SEATTLE: Yahoo Inc. will use its community of users to deliver more customized search results, something that rivals such as Google Inc. and Microsoft Corp. will have a harder time doing, Chief Executive Terry Semel said.


Microsoft, meanwhile, said that it is planning to extend its new Web search technology, currently in development, to include search for information contained on personal computers, e-mails and databases.


Google is reportedly working on a similar feature to allow searches on local hard drives on PCs, while it is already locked in competition with Yahoo in the local search segment.


The comments come as Microsoft, Yahoo and Google position themselves for major upgrades over the next year as they try to attract more users and advertising revenue by enhancing their search services.


Semel, a former Hollywood studio head credited with leading Yahoo back to a healthy Web property, reiterated that the online advertising market was poised for rapid growth as advertisers begin to follow media audiences to the Internet from television and other traditional sources.


"When ... you talk about local search, you're opening up a whole other arena of advertising," Semel, monitored by Webcast, told investors at the Goldman Sachs Investment Conference in Las Vegas.


Customized search is considered the next step in improving the relevancy and accuracy of search results. If search engines knew more about the interests and habits of Web searchers, experts say that search engines would be able to deliver much more precise results.

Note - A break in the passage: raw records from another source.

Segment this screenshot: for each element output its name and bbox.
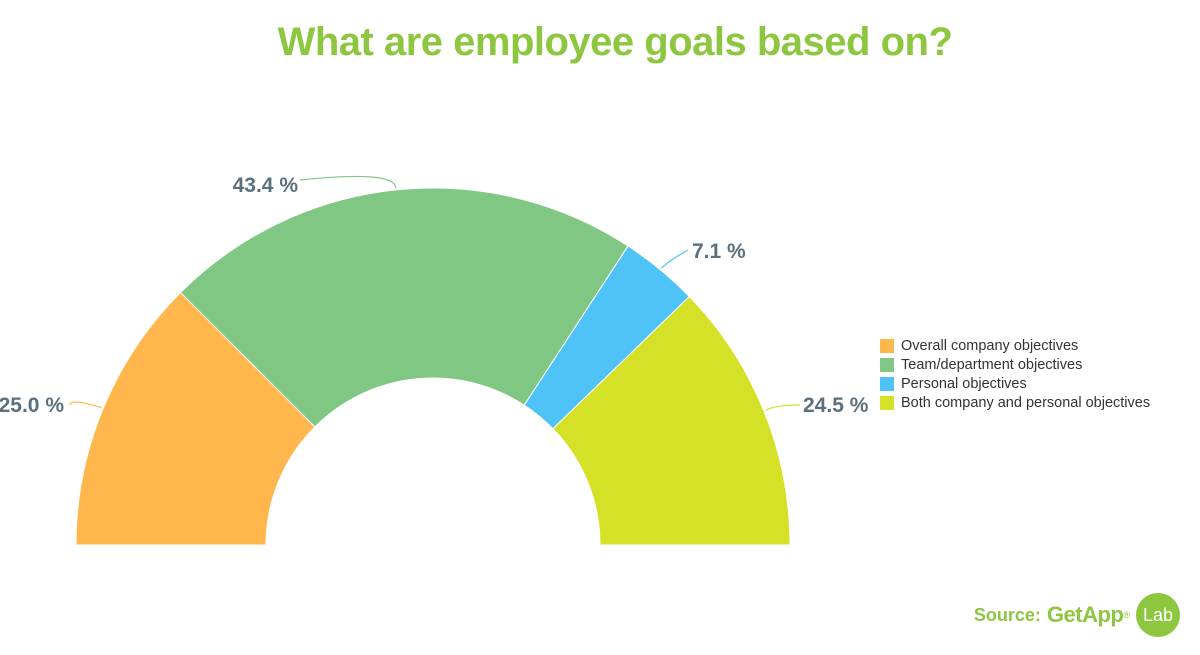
source-brand-logo: GetApp — [1046, 602, 1124, 627]
legend-swatch — [880, 376, 894, 391]
lab-badge-logo: Lab — [1136, 593, 1180, 637]
leader-line — [765, 404, 801, 411]
legend-item: Personal objectives — [880, 374, 1150, 393]
legend-swatch — [880, 338, 894, 353]
legend-label: Personal objectives — [901, 375, 1027, 392]
leader-line — [299, 175, 397, 189]
chart-data-labels: 25.0 % 43.4 % 7.1 % 24.5 % — [0, 174, 869, 417]
legend-label: Team/department objectives — [901, 356, 1083, 373]
legend-label: Overall company objectives — [901, 337, 1079, 354]
legend-item: Both company and personal objectives — [880, 393, 1150, 412]
legend-item: Overall company objectives — [880, 336, 1150, 355]
leader-line — [69, 401, 102, 409]
data-label: 25.0 % — [0, 394, 64, 417]
registered-mark: ® — [1123, 610, 1130, 620]
legend-item: Team/department objectives — [880, 355, 1150, 374]
chart-leader-lines — [69, 175, 801, 411]
source-label: Source: — [973, 604, 1041, 625]
source-credit: Source: GetApp ® Lab — [974, 593, 1180, 637]
leader-line — [661, 249, 689, 269]
chart-legend: Overall company objectives Team/departme… — [880, 336, 1150, 412]
chart-title: What are employee goals based on? — [277, 20, 953, 64]
legend-swatch — [880, 357, 894, 372]
data-label: 24.5 % — [803, 394, 869, 417]
pie-slice — [75, 291, 316, 546]
data-label: 43.4 % — [233, 174, 299, 197]
pie-slice — [179, 187, 629, 428]
legend-swatch — [880, 395, 894, 410]
pie-slice — [552, 295, 791, 546]
chart-slices — [75, 187, 791, 546]
legend-label: Both company and personal objectives — [901, 394, 1151, 411]
data-label: 7.1 % — [692, 240, 746, 263]
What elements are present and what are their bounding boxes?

Semel also said that his goal was to enhance Yahoo's features, which include Web search, personals, shopping, and Web-based e-mail, so that visitors would spend more time at Yahoo's Web properties, increasing their exposure to advertising and the chance that they would spend more money.


MICROSOFT SEARCH STRATEGY


Yusuf Mehdi, the executive at Microsoft's Internet unit MSN leading the charge on search, said that Microsoft had already started to discuss plans to integrate its new search technology with Longhorn, the code name for the next version of Windows due out in 2006.


"We will do an MSN search starting shortly with a beta and well before Longhorn ships, everything across local PC search, e-mail search, Web search, deep database search," Mehdi said at the same conference on Wednesday, referring to the test version of Microsoft's search technology due out later this year.


Mehdi said that search technology for the PC would appear well before the launch of the next version of Windows, although the details had yet to be worked out.


Ironically, Microsoft offers the ability to search for files within Windows, but Mehdi admitted that it could be done much faster and efficiently.


"Why does it take so much time to search the PC when you can index the whole Web and find it in milliseconds," Mehdi said.


Google is also aiming at offering its services on the desktop with a new search tool, code-named Puffin, to exploit the lack of fast search capabilities in Windows.